British boozers could end up paying up to £1.50 extra per bottle on many European wines while choosing from a reduced range because of post-Brexit paperwork, merchants have cautioned.
Importers said the cost of new customs declarations combined with higher haulage prices would hit UK drinks in the pocket – while flat-rate costs per shipment would push wholesalers to offer a narrower variety of wine.
“We are looking at a totally avoidable increase in the cost of wine across the board,” Jason Millar, a director at wholesaler Theatre of Wine, told the Financial Times. “Many importers will cut wines, not because they don’t believe in them . . . but because they don’t feel they are able to muster enough volume.”
Daniel Lambert, a wine wholesaler who imports two million bottles a year, said he believed Brexit bureaucracy would add up to £1.50 to the price of a £12 bottle of wine.
A Porto-based retailers reportedly told customers this week that one of its best-selling wines – which had cost less than £5 – would now cost up to £8.
Around 28 million Brits drink wine at least once a month, according to analysts, importing $4.4 billion annually – more than $3 billion of which is from the EU.
‘Taken for a ride’
The news comes after a Leave-voting fish merchant declared Brexit an “absolute nightmare” for the industry, admitting he “made a mistake” by voting to sever ties with the EU.
“The reality is, it’s now 20 January and we haven’t yet sent a consignment to Europe from Brixham,” Ian Perkes told BylineTV. “Forty-four years I’ve been selling fish, and overnight it’s pretty much been destroyed. I don’t see a light at the end of the tunnel as we speak.”
Perkes added that he felt like he had been “taken along on the ride” by promises made by Johnson and others during the referendum campaign in 2016.

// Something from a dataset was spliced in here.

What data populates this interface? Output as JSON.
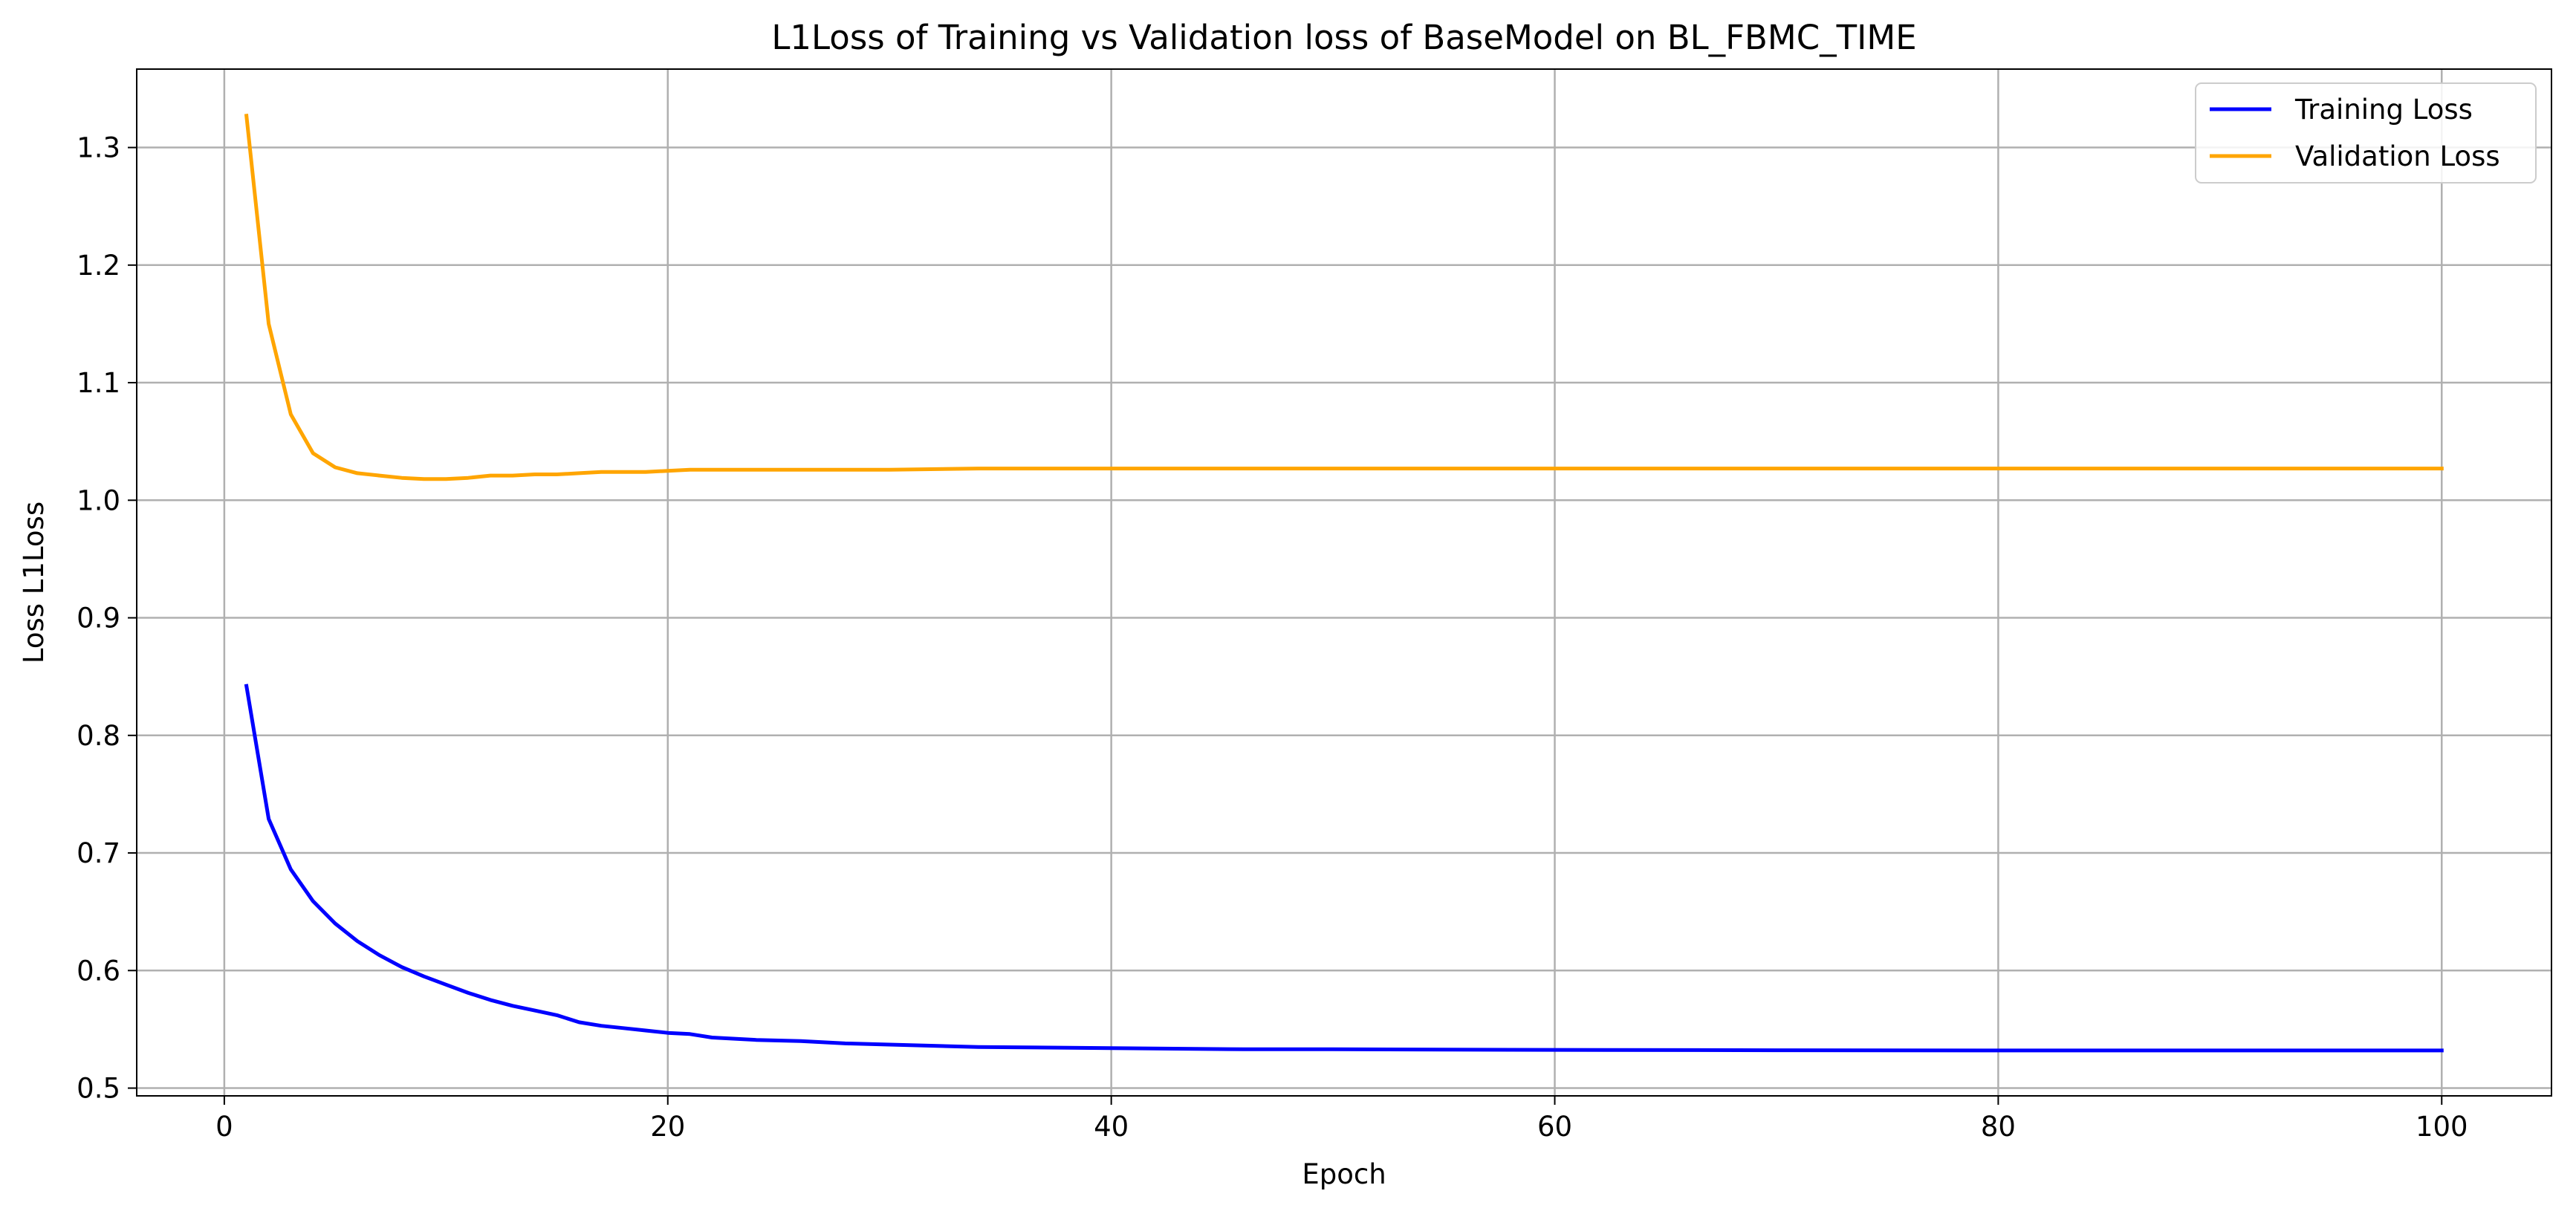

He said: “I think I was taken along on the ride that we all were on with the bus going around, we were going to save £350 million per week that we were throwing to Brussels, we were going to have this free trade and Europe were going to be desperate for our fish because we’d have control of it all and we’d be in control of our own destiny.
“I’m coming to the end of my career, but I think me and many others have perhaps made a mistake. I just thought there’d be a better future for myself and for my children, and my children’s children, to become independent and have our own fishing grounds.”